Is deze verwarring nog te verklaren – maar niet te verontschuldigen – vanwege het vertaalprobleem, voor veel van de overige vertaalfouten gaat dat niet op. Alleen al met de fouten in de vertaling van de inleiding zouden kolommen van dit Filter-nummer te vullen zijn: fouten die voortkomen uit slordig lezen van de brontekst en/of onvoldoende beheersing van het Engels en fouten die voortkomen uit slordigheid in en onvoldoende beheersing van het Nederlands. En dat van een vertaalster die volgens de catalogus van de Koninklijke Bibliotheek ruim dertig vertalingen op haar naam heeft staan (fictie en non-fictie, voor een groot deel in de categorie ‘zweverig’) en tevens optreedt als tekstredacteur. Een greep uit de voorbeelden:
‘De spirit uit de schuilkelder waart rond.
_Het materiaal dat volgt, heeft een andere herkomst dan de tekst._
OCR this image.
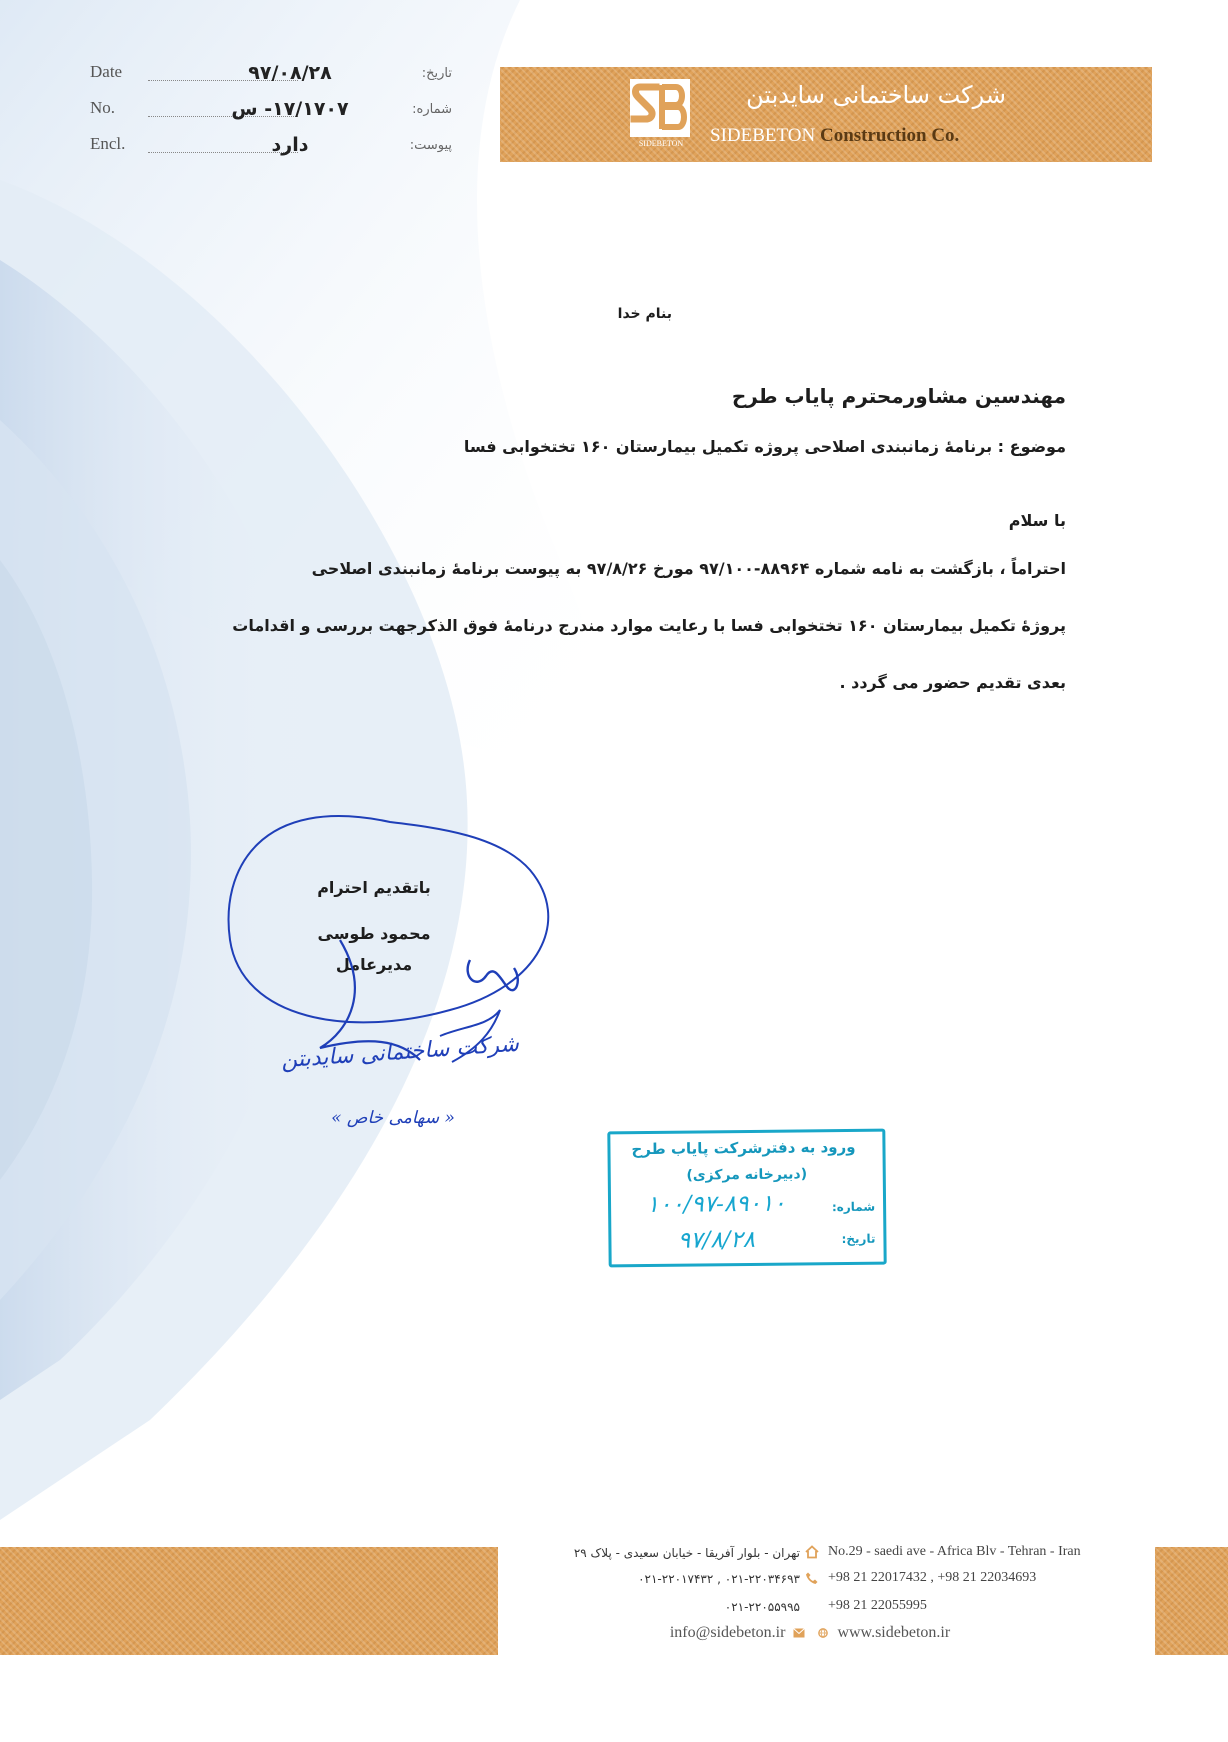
Date	۹۷/۰۸/۲۸	تاریخ:
No.	۱۷/۱۷۰۷- س	شماره:
Encl.	دارد	پیوست:	SIDEBETON
شرکت ساختمانی سایدبتن
SIDEBETON Construction Co.
بنام خدا
مهندسین مشاورمحترم پایاب طرح
موضوع : برنامۀ زمانبندی اصلاحی پروژه تکمیل بیمارستان ۱۶۰ تختخوابی فسا
با سلام
احتراماً ، بازگشت به نامه شماره ۸۸۹۶۴-۹۷/۱۰۰ مورخ ۹۷/۸/۲۶ به پیوست برنامۀ زمانبندی اصلاحی
پروژۀ تکمیل بیمارستان ۱۶۰ تختخوابی فسا با رعایت موارد مندرج درنامۀ فوق الذکرجهت بررسی و اقدامات
بعدی تقدیم حضور می گردد .
باتقدیم احترام
محمود طوسی
مدیرعامل
شرکت ساختمانی سایدبتن
« سهامی خاص »
ورود به دفترشرکت پایاب طرح
(دبیرخانه مرکزی)
شماره:
۱۰۰/۹۷-۸۹۰۱۰
تاریخ:
۹۷/۸/۲۸
تهران - بلوار آفریقا - خیابان سعیدی - پلاک ۲۹
۰۲۱-۲۲۰۳۴۶۹۳ , ۰۲۱-۲۲۰۱۷۴۳۲
۰۲۱-۲۲۰۵۵۹۹۵
No.29 - saedi ave - Africa Blv - Tehran - Iran
+98 21 22017432 , +98 21 22034693
+98 21 22055995
info@sidebeton.ir	www.sidebeton.ir
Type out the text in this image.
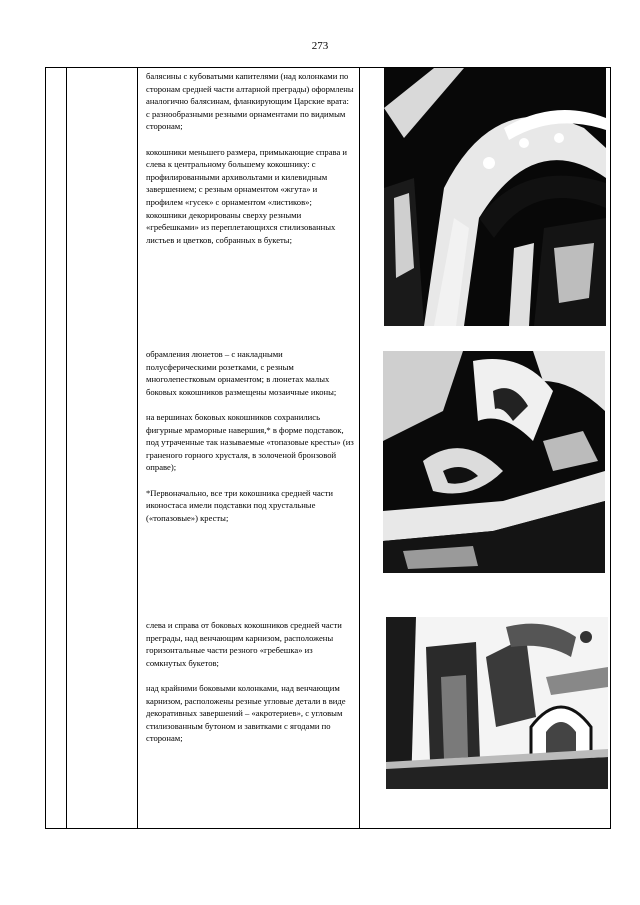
273

балясины с кубоватыми капителями (над колонками по сторонам средней части алтарной преграды) оформлены аналогично балясинам, фланкирующим Царские врата: с разнообразными резными орнаментами по видимым сторонам;

кокошники меньшего размера, примыкающие справа и слева к центральному большему кокошнику: с профилированными архивольтами и килевидным завершением; с резным орнаментом «жгута» и профилем «гусек» с орнаментом «листиков»; кокошники декорированы сверху резными «гребешками» из переплетающихся стилизованных листьев и цветков, собранных в букеты;

обрамления люнетов – с накладными полусферическими розетками, с резным многолепестковым орнаментом; в люнетах малых боковых кокошников размещены мозаичные иконы;

на вершинах боковых кокошников сохранились фигурные мраморные навершия,* в форме подставок, под утраченные так называемые «топазовые кресты» (из граненого горного хрусталя, в золоченой бронзовой оправе);

*Первоначально, все три кокошника средней части иконостаса имели подставки под хрустальные («топазовые») кресты;

слева и справа от боковых кокошников средней части преграды, над венчающим карнизом, расположены горизонтальные части резного «гребешка» из сомкнутых букетов;

над крайними боковыми колонками, над венчающим карнизом, расположены резные угловые детали в виде декоративных завершений – «акротериев», с угловым стилизованным бутоном и завитками с ягодами по сторонам;
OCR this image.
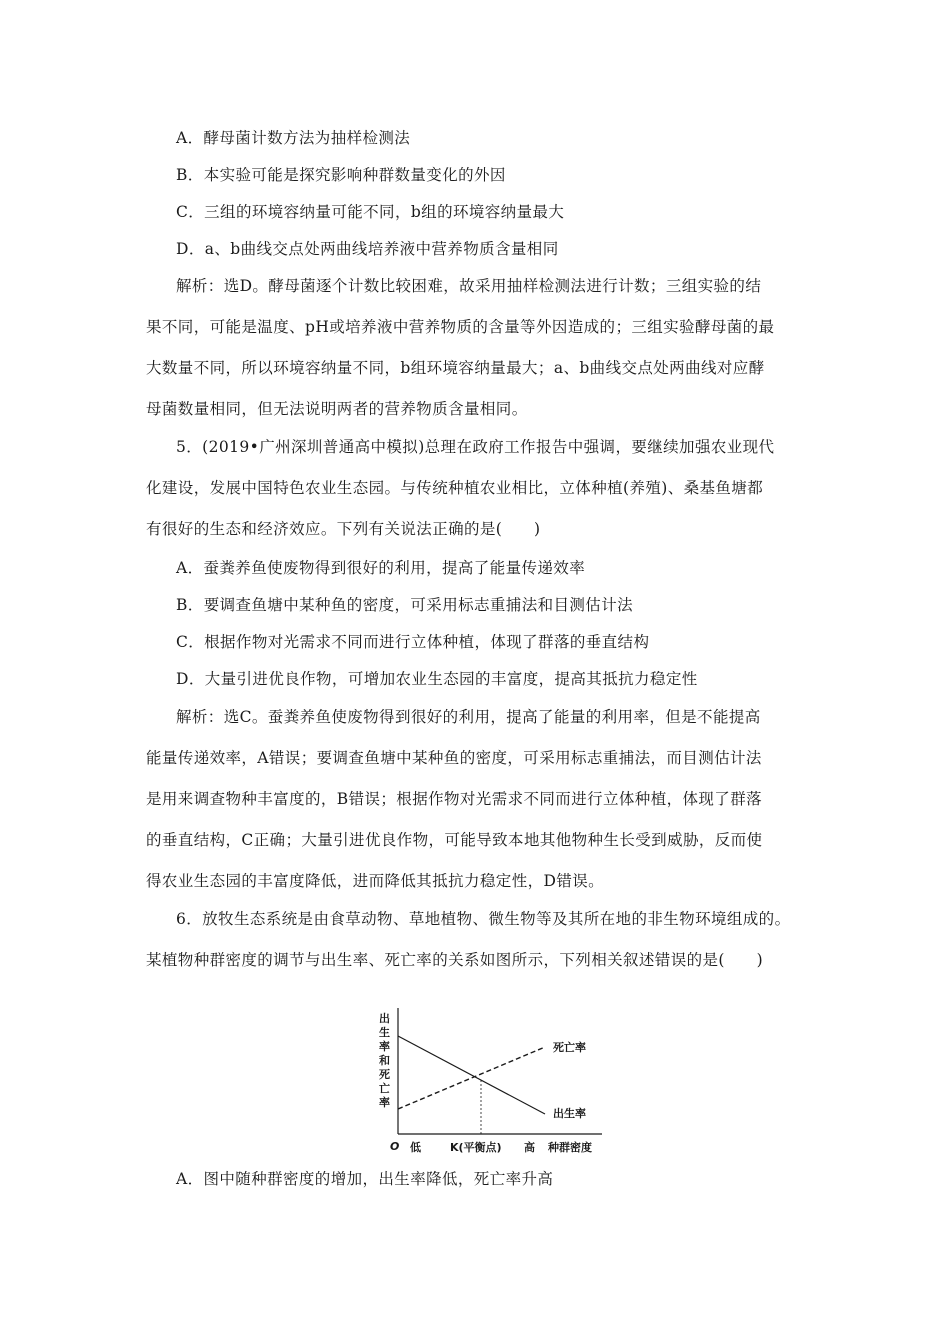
A．酵母菌计数方法为抽样检测法
B．本实验可能是探究影响种群数量变化的外因
C．三组的环境容纳量可能不同，b组的环境容纳量最大
D．a、b曲线交点处两曲线培养液中营养物质含量相同
解析：选D。酵母菌逐个计数比较困难，故采用抽样检测法进行计数；三组实验的结
果不同，可能是温度、pH或培养液中营养物质的含量等外因造成的；三组实验酵母菌的最
大数量不同，所以环境容纳量不同，b组环境容纳量最大；a、b曲线交点处两曲线对应酵
母菌数量相同，但无法说明两者的营养物质含量相同。
5．(2019•广州深圳普通高中模拟)总理在政府工作报告中强调，要继续加强农业现代
化建设，发展中国特色农业生态园。与传统种植农业相比，立体种植(养殖)、桑基鱼塘都
有很好的生态和经济效应。下列有关说法正确的是(　　)
A．蚕粪养鱼使废物得到很好的利用，提高了能量传递效率
B．要调查鱼塘中某种鱼的密度，可采用标志重捕法和目测估计法
C．根据作物对光需求不同而进行立体种植，体现了群落的垂直结构
D．大量引进优良作物，可增加农业生态园的丰富度，提高其抵抗力稳定性
解析：选C。蚕粪养鱼使废物得到很好的利用，提高了能量的利用率，但是不能提高
能量传递效率，A错误；要调查鱼塘中某种鱼的密度，可采用标志重捕法，而目测估计法
是用来调查物种丰富度的，B错误；根据作物对光需求不同而进行立体种植，体现了群落
的垂直结构，C正确；大量引进优良作物，可能导致本地其他物种生长受到威胁，反而使
得农业生态园的丰富度降低，进而降低其抵抗力稳定性，D错误。
6．放牧生态系统是由食草动物、草地植物、微生物等及其所在地的非生物环境组成的。
某植物种群密度的调节与出生率、死亡率的关系如图所示，下列相关叙述错误的是(　　)
出
生
率
和
死
亡
率
死亡率
出生率
O 低	K(平衡点) 高 种群密度
A．图中随种群密度的增加，出生率降低，死亡率升高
En de lieveling van die macht zingt: We’ll meet again, don’t know where, don’t know when…’ ‘Macht’ kan in deze formulering uitsluitend verwijzen naar ‘spirit’. Wie of wat is die spirit? En wie is diens lieveling? In het Engels stond hier: ‘The spirit of the bomb shelter is here. The darling of the forces is singing: We’ll meet again…’ ‘Spirit’ zou hier inderdaad vertaald kunnen worden als ‘spirit’ (geestkracht, pit, fut), maar die kan niet rondwaren als een spook of geest, die heerst. En de ‘darling of the forces’ is de lieveling van de troepen, niemand minder dan Vera Lynn met haar beroemde hit uit WOII.
‘We hebben allemaal een “differentiatiemotor”, volkomen onmogelijk om de dingen juist in te schatten maar blijmoedig vergelijken we wel het een met het ander.’ Een zin die aan alle kanten rammelt en volkomen onbegrijpelijk is. In het Engels: ‘We are [zijn] all “difference engines”, almost incapable [niet in staat] of accurate measurement but happy to compare one thing with another’: een correcte samengestelde zin met drie naamwoordelijke gezegdes. Ook verderop blijft het beeld van de ‘difference engine’ – het idee dat de mens geneigd is verschillen te zien waar ze niet zijn – zorgen voor verwarring, zowel bij de vertaalster als bij haar lezers. Soms is het vertaald als ‘verschil in onderscheidingsvermogen’, wat iets heel anders is. Helemaal vreemd is de uitspraak ‘Het verschil in onderscheid [sic] heeft een golf tussen mannen en vrouwen gecreëerd die er kennelijk [BT ‘plainly’] niet is.’
‘Gezegd wordt wel dat de meeste vrouwen hun echtgenoot zo lichtvaardig kiezen als ze met een auto nog niet eens zouden doen.’ Geen stijlbloempje, en door de verkeerd weergegeven betekenis gaat het grapje de mist in. Het Engels luidt: ‘Most women, it is said, select their husband in lighting [bij een belichting] they would not choose a car by.’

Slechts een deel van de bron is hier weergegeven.